We have been talking about logistic regression, one of the most important and fundamental machine learning (ML) algorithms, in the class. It is time for you to execute what you have learned in the class to really implement the logistic regression model. Instead of covering many algorithms quickly on the high-level and use ML algorithm libraries (e.g. Scikit-learn), this course aims to explain a few important ML algorithms in-depth. It is meant to prepare you to be a a researcher/scientist — the very top class in the Machine Learning Skills Pyramid, who can not only apply algorithms but create algorithms!
In this assignment, you will implement the logistic regression and get a good understanding of the key components of logistic regression (many other machine learning algorithms as well):
You will also apply your implemented logistic regression model to a small dataset and predict whether a student will be admitted to a university. This small dataset will allow you to visualize the data and debug more easily. You will find this documentation very helpful, though it is about how to implement logistic regression in Octave.
You will use Jupyter Notebook, an interactive Python programming and data visualization tool, for this homework. You can follow this guide to install Anaconda, that conveniently includes Python, the Jupyter Notebook and other commonly used packages for scientific computing and data science. The starter code is tested for Python 3.4 that you are recommended to use.
You can download the homework assignment zip file from Carmen that contains the starter code, some visualization, and explanatory text. Then, open the included *.ipynb file in the Jupyter Notebook and follow all the instructions to do your work there.
After finished, follow the instruction, pack your code into a zip file named like ‘hw2_yourdotid.zip’, and submit it in the OSU’s Carmen system.
If you are interested in applying logistic regression to some real-world NLP problems, you can try out this task and dataset: Paraphrase Identification and Semantic Similarity in Twitter.
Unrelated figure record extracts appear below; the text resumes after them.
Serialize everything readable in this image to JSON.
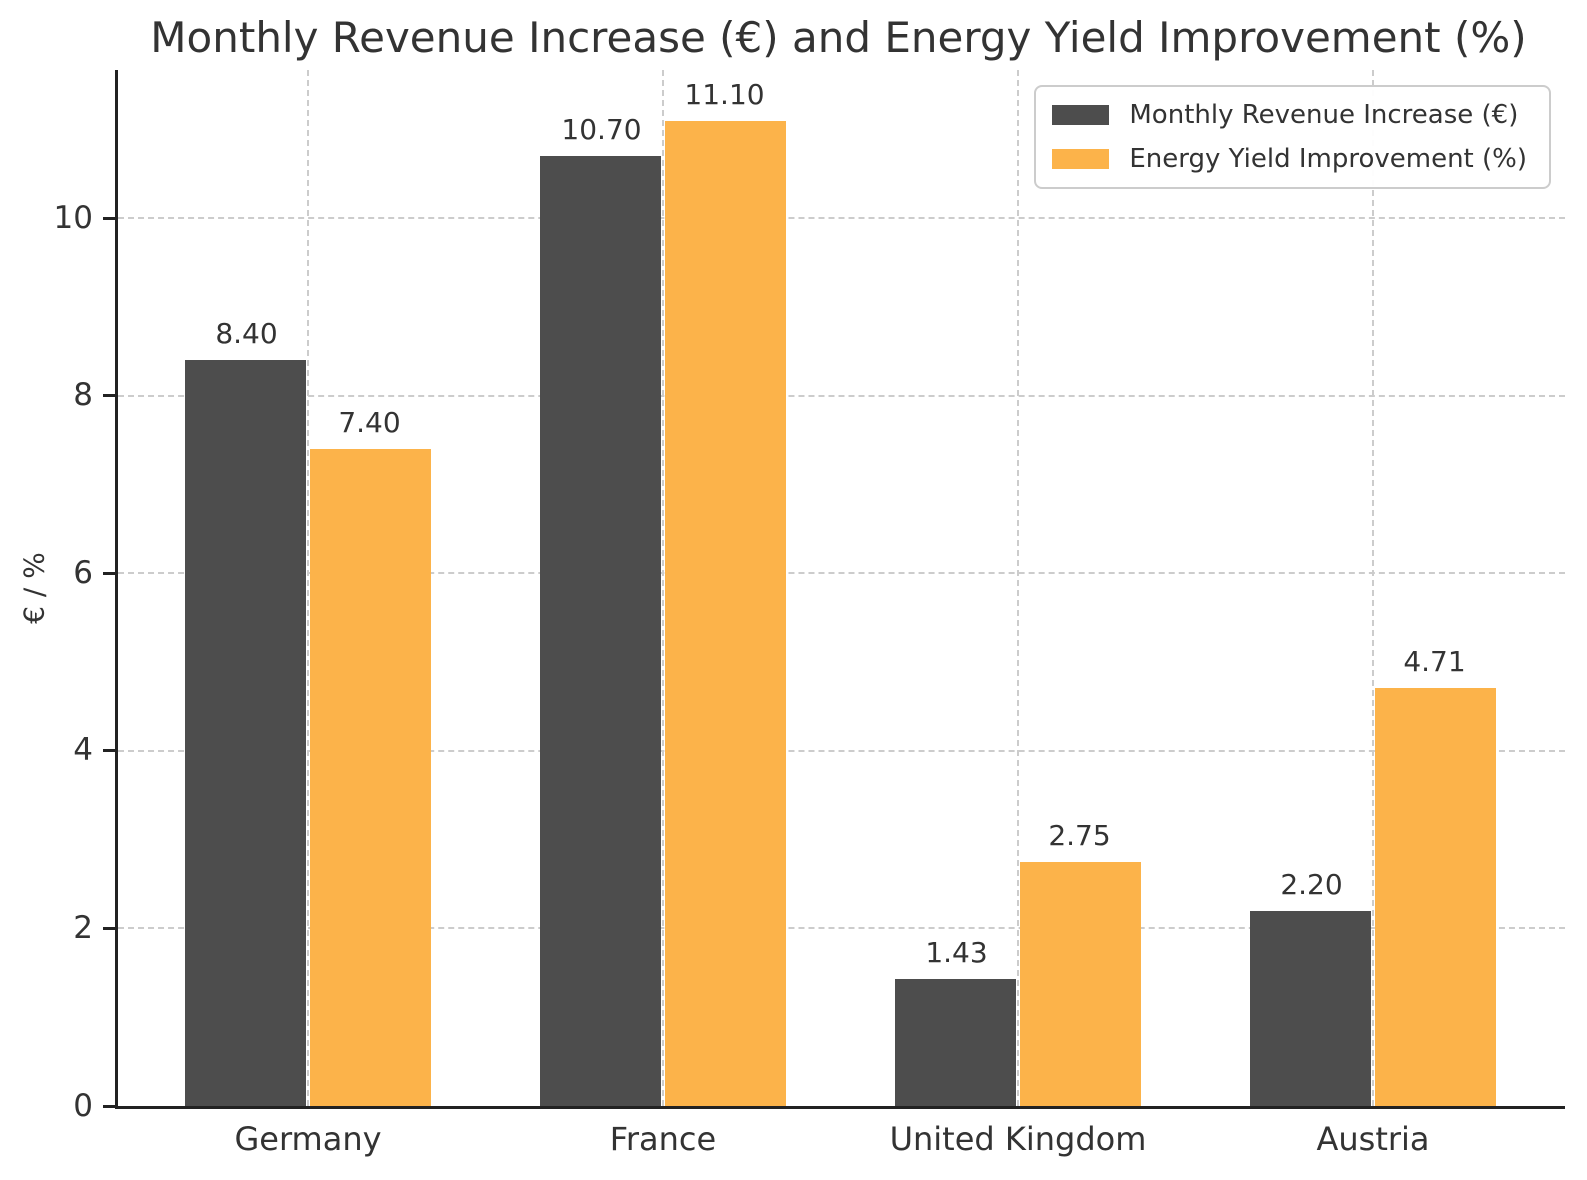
{
  "title": "Monthly Revenue Increase (€) and Energy Yield Improvement (%)",
  "chart_data": {
    "type": "bar",
    "categories": [
      "Germany",
      "France",
      "United Kingdom",
      "Austria"
    ],
    "series": [
      {
        "name": "Monthly Revenue Increase (€)",
        "color": "#4D4D4D",
        "values": [
          8.4,
          10.7,
          1.43,
          2.2
        ],
        "value_labels": [
          "8.40",
          "10.70",
          "1.43",
          "2.20"
        ]
      },
      {
        "name": "Energy Yield Improvement (%)",
        "color": "#FCB34A",
        "values": [
          7.4,
          11.1,
          2.75,
          4.71
        ],
        "value_labels": [
          "7.40",
          "11.10",
          "2.75",
          "4.71"
        ]
      }
    ],
    "xlabel": "",
    "ylabel": "€ / %",
    "yticks": [
      0,
      2,
      4,
      6,
      8,
      10
    ],
    "ytick_labels": [
      "0",
      "2",
      "4",
      "6",
      "8",
      "10"
    ],
    "ylim": [
      0,
      11.67
    ],
    "grid": {
      "visible": true,
      "style": "dashed",
      "color": "#CCCCCC",
      "axes": "both"
    },
    "legend": {
      "position": "upper right",
      "entries": [
        "Monthly Revenue Increase (€)",
        "Energy Yield Improvement (%)"
      ]
    }
  },
  "colors": {
    "background": "#FFFFFF",
    "spine": "#222222",
    "text": "#333333",
    "grid": "#CCCCCC",
    "series1": "#4D4D4D",
    "series2": "#FCB34A"
  }
}
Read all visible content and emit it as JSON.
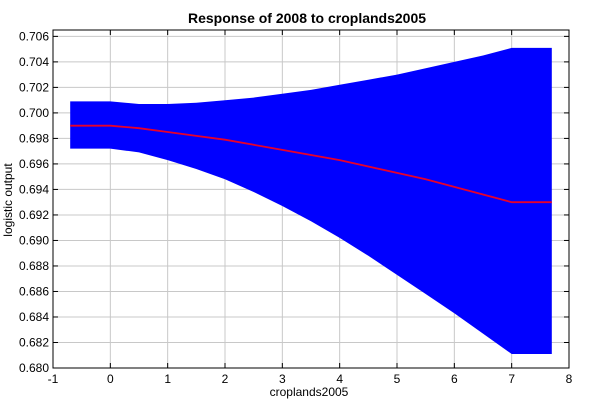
{
  "chart_data": {
    "type": "area",
    "title": "Response of 2008 to croplands2005",
    "xlabel": "croplands2005",
    "ylabel": "logistic output",
    "xlim": [
      -1,
      8
    ],
    "ylim": [
      0.68,
      0.7065
    ],
    "xticks": [
      -1,
      0,
      1,
      2,
      3,
      4,
      5,
      6,
      7,
      8
    ],
    "xtick_labels": [
      "-1",
      "0",
      "1",
      "2",
      "3",
      "4",
      "5",
      "6",
      "7",
      "8"
    ],
    "yticks": [
      0.68,
      0.682,
      0.684,
      0.686,
      0.688,
      0.69,
      0.692,
      0.694,
      0.696,
      0.698,
      0.7,
      0.702,
      0.704,
      0.706
    ],
    "ytick_labels": [
      "0.680",
      "0.682",
      "0.684",
      "0.686",
      "0.688",
      "0.690",
      "0.692",
      "0.694",
      "0.696",
      "0.698",
      "0.700",
      "0.702",
      "0.704",
      "0.706"
    ],
    "grid": true,
    "colors": {
      "band": "#0000ff",
      "line": "#e8002a",
      "grid": "#c8c8c8",
      "axis": "#000000"
    },
    "series": [
      {
        "role": "mean",
        "x": [
          -0.7,
          0,
          0.5,
          1,
          1.5,
          2,
          2.5,
          3,
          3.5,
          4,
          4.5,
          5,
          5.5,
          6,
          6.5,
          7,
          7.7
        ],
        "y": [
          0.699,
          0.699,
          0.6988,
          0.6985,
          0.6982,
          0.6979,
          0.6975,
          0.6971,
          0.6967,
          0.6963,
          0.6958,
          0.6953,
          0.6948,
          0.6942,
          0.6936,
          0.693,
          0.693
        ]
      },
      {
        "role": "upper",
        "x": [
          -0.7,
          0,
          0.5,
          1,
          1.5,
          2,
          2.5,
          3,
          3.5,
          4,
          4.5,
          5,
          5.5,
          6,
          6.5,
          7,
          7.7
        ],
        "y": [
          0.7009,
          0.7009,
          0.7007,
          0.7007,
          0.7008,
          0.701,
          0.7012,
          0.7015,
          0.7018,
          0.7022,
          0.7026,
          0.703,
          0.7035,
          0.704,
          0.7045,
          0.7051,
          0.7051
        ]
      },
      {
        "role": "lower",
        "x": [
          -0.7,
          0,
          0.5,
          1,
          1.5,
          2,
          2.5,
          3,
          3.5,
          4,
          4.5,
          5,
          5.5,
          6,
          6.5,
          7,
          7.7
        ],
        "y": [
          0.6972,
          0.6972,
          0.6969,
          0.6963,
          0.6956,
          0.6948,
          0.6938,
          0.6927,
          0.6915,
          0.6902,
          0.6888,
          0.6873,
          0.6858,
          0.6843,
          0.6827,
          0.6811,
          0.6811
        ]
      }
    ]
  }
}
It was an international research competition (so called shared-task) organized by the instructor with Microsoft Research that has attracted 19 top research groups to participate in 2015, including Stanford, Columbia University, MITRE and etc. More details can be found in the overview paper of the 2015 shared-task. We are planning to organize it again in 2017. Note that, for a large dataset using many features, you often need to implement some regularizations (e.g. L2) to avoid overfitting and use an advanced optimization algorithm (e.g. L-BFGS; you probably should not implement these algorithms unless you are an expert in numerical computing) for minimizing the cost function.